After settling in at Ali Fujino’s condo in the apple warehouse in Tieton, WA (huge thank you to Ali and Matthew for being our housing angels for this leg of the Washington Project – couldn’t have do this without you), we’ve been scouting out spots, several, and all but this one striking out.  Eva has been talking about fore, mid, and background.  And how she likes light against the composition to allow carving of “the white spaces.”  Lots of the sweeping, monochromatic stuff of this landscape may not fit the bill.  Eva is a woodblock print artist, not a photographer, or an oil painter.  And the medium she works in may effect the subjects she chooses, I’m realizing.  (Gray basalt is turning to purple in places, nicely set off by the sage green of scrub covering the cliffs.)

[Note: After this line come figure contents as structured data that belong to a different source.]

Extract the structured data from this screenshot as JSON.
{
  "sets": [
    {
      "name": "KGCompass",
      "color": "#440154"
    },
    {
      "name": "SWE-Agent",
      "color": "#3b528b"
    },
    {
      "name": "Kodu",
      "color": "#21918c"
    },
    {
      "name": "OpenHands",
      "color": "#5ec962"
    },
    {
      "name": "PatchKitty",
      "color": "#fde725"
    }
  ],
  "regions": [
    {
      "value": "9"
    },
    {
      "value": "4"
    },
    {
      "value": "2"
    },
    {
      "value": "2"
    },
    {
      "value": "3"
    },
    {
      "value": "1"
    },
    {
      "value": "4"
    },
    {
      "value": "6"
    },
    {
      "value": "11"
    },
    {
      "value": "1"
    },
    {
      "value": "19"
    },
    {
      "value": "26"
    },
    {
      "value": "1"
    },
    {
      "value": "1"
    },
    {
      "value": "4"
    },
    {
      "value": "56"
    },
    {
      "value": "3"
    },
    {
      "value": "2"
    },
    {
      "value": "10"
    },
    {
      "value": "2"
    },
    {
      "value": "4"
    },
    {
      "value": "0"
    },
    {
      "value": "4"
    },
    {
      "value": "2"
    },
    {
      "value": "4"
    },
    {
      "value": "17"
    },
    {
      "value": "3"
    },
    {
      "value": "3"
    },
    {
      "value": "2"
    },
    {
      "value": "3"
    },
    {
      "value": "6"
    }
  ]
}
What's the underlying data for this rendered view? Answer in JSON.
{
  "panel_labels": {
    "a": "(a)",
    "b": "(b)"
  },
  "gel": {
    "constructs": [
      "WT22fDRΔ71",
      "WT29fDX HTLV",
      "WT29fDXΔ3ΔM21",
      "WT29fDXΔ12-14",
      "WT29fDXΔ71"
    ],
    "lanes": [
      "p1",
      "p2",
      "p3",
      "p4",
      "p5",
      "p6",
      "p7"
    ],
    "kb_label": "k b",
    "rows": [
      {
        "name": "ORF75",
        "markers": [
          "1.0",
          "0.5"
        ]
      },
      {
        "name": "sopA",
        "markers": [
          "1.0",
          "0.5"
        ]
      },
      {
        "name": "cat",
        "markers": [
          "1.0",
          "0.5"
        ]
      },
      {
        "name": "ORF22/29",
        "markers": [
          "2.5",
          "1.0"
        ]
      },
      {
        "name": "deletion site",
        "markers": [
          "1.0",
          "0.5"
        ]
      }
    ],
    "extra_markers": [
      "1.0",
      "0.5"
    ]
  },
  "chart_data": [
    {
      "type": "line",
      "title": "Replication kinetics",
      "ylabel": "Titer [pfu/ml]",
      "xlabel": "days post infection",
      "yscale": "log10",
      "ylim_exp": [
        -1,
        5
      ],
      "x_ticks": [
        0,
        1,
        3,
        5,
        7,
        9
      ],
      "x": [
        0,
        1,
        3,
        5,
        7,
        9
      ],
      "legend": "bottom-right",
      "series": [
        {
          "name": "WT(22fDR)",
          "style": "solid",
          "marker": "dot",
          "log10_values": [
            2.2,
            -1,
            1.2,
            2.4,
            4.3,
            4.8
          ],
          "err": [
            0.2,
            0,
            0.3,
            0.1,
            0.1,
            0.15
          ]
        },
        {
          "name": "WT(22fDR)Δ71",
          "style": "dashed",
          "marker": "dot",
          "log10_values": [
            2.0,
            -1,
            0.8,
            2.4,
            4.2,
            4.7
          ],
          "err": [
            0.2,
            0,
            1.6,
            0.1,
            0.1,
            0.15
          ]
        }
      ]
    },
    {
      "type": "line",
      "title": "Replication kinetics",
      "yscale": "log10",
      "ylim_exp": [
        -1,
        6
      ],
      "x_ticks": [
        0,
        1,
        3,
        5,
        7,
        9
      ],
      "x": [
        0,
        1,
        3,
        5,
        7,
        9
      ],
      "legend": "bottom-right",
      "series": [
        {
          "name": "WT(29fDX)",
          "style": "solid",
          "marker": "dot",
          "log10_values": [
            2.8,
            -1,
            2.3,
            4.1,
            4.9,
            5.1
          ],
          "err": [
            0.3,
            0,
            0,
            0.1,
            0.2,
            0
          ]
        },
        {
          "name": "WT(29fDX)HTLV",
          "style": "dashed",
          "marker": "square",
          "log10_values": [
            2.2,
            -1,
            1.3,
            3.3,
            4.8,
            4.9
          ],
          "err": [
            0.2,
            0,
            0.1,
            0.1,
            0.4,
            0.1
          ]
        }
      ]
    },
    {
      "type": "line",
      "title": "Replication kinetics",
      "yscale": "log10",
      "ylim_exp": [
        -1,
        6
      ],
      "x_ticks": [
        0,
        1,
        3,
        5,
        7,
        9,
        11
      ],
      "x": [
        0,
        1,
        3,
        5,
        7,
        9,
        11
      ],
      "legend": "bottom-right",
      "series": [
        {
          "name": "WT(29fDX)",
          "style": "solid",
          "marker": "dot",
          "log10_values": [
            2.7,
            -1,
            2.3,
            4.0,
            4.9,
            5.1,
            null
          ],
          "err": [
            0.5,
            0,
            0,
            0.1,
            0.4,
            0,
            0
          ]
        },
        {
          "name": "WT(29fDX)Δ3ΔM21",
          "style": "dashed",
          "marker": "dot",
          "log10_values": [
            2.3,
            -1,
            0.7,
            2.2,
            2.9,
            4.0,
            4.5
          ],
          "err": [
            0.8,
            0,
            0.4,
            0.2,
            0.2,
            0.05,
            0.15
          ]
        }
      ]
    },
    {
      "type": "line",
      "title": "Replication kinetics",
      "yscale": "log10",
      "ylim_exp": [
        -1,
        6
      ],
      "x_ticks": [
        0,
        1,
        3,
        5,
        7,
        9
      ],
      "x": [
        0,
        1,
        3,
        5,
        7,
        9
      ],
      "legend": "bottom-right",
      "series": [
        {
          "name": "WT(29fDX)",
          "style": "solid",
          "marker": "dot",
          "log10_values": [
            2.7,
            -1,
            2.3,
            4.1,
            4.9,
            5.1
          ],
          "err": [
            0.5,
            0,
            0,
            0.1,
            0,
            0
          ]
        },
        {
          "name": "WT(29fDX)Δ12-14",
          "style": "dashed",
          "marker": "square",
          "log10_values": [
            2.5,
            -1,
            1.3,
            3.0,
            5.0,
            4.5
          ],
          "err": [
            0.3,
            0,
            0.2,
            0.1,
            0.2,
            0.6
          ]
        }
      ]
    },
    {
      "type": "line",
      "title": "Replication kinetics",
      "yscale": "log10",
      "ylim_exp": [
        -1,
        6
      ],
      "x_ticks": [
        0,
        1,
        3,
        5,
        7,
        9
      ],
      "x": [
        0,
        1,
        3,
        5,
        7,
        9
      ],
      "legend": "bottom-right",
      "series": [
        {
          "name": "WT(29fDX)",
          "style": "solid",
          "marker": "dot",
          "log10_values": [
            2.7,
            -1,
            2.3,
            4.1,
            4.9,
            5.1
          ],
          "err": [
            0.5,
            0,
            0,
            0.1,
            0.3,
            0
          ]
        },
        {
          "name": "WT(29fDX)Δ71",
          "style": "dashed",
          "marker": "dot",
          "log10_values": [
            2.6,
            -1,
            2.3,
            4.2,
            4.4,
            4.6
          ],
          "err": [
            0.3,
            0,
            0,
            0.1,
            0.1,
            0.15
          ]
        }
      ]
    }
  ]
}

The plan and the actual, that’s part of art making, I’m thinking.  I’ve been planning the places we'd go, albeit with some (my) geographic disabilities always there.  So today my husband called to ask if I knew that Steamboat Rock was over 6 hours away from Tieton  - someplace I’d hoped to take Eva.  Did I know this?  No I didn’t.  Did I also know that Eva and I would talk till 1 am last night, looking at her new sketches and prints from her 2 weeks at Ucross Foundation?  Nope.  Which also meant that I didn't know that our actual leave time would be 12 noon -  far from the plan of 9 am.  So here we are, only  a few miles from downtown Tieton, but the clouds are now that gray blue and peach pink.  The river looks like celadon milk glass.  Black and dead Garry Oaks are blending with the scars of dark basalt on the other side of the river.  7:50 now; also thought we’d have dinner with Ed Marquand and friends, but nope, we’re here instead.  We are here.


April 16, 2011, Eva Pietzcker sketching on the Tieton River, WA.

Eva PIetzcker sketching along the Tieton River, WA.